Front-month WTI crude prices logged a new one-month high at $51.25, since settling modestly below here. News of North Korea test firing another missile had little impact however, demand has picked up after prices wobbled on Friday following weekly data showing an 18th consecutive rise in the U.S. oil rig count. Markets are anticipating this Thursday’s OPEC meeting will affirm a nine-month extension in the 1.8 mln barrel-a-day output reduction, which has been in place since the start of the year and is due to finish at the end of June. Crude prices have gained 4.7% over the last week, largely on this anticipation of this with the likes of Saudi Arabia, Kuwait and Russia having indicated agreement on the extension. President Trump continues his trip after reportedly making signing over $200 bln in deals in Saudi Arabia.
As WTI crude futures traded over $51.00, the Loonie printed one-month lows of 1.3500, by the weak dollar and the general mixed risk backdrop which seem to weigh on the pairing. By European Market opening today, USDCAD traded below Friday’s closed and below the 1.3500 key level. The pair broke down the 50-Day EMA and the low Bollinger Bands and it is currently at 1.3490 area. The RSI is at 41 sloping down, while Parabolic SAR remain negative.

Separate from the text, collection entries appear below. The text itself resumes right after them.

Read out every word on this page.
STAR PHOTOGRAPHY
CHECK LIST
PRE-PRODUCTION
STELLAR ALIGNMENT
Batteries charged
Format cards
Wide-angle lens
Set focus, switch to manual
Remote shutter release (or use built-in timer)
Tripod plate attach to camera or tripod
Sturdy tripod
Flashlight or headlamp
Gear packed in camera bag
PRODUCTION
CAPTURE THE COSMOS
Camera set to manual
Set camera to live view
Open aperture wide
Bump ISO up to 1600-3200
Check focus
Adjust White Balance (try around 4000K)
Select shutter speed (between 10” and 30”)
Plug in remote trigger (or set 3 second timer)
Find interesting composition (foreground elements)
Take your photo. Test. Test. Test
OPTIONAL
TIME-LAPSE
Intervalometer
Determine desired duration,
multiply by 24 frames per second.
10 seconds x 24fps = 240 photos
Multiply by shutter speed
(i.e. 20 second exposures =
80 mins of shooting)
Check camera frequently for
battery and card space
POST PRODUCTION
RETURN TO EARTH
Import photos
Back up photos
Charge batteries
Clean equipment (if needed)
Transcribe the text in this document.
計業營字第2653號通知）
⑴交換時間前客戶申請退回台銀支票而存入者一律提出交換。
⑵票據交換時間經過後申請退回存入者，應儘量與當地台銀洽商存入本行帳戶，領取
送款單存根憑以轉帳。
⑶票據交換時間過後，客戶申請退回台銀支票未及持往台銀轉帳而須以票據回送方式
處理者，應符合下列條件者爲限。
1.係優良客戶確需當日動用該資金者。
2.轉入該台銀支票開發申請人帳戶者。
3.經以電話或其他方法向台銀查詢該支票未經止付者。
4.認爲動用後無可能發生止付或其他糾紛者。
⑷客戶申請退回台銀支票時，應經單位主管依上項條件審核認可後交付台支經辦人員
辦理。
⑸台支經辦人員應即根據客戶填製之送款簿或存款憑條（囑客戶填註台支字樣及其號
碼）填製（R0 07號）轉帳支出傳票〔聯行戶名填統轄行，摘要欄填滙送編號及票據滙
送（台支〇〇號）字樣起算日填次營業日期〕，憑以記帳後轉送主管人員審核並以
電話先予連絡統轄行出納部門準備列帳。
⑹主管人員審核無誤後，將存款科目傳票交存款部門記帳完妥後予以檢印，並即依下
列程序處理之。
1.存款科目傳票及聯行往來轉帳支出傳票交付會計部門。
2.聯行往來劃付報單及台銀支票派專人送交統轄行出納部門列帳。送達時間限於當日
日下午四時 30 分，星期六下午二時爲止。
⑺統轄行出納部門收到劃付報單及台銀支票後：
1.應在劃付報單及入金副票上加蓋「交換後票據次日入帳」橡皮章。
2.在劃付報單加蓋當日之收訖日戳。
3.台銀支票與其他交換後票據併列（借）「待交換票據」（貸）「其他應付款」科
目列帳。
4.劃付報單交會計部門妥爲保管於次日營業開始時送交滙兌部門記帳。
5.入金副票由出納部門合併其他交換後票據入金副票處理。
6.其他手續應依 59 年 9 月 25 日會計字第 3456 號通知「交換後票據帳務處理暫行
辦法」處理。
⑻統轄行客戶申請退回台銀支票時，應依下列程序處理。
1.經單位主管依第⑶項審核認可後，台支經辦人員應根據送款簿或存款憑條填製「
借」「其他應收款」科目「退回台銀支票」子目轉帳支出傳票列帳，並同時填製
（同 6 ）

Hence these along with President Trump on world tour and with Oil prices on gain, Short position was taken at 1.3491, by considering that pair is likely to continue its downtrend at least until OPEC meeting. Based on 14-days ATR, daily targets where set at 1.3400 (confluence also of 38.2 Fibonacci level) and 1.3320 (confluence also of 200 Day EMA). Support was set at 1.3650.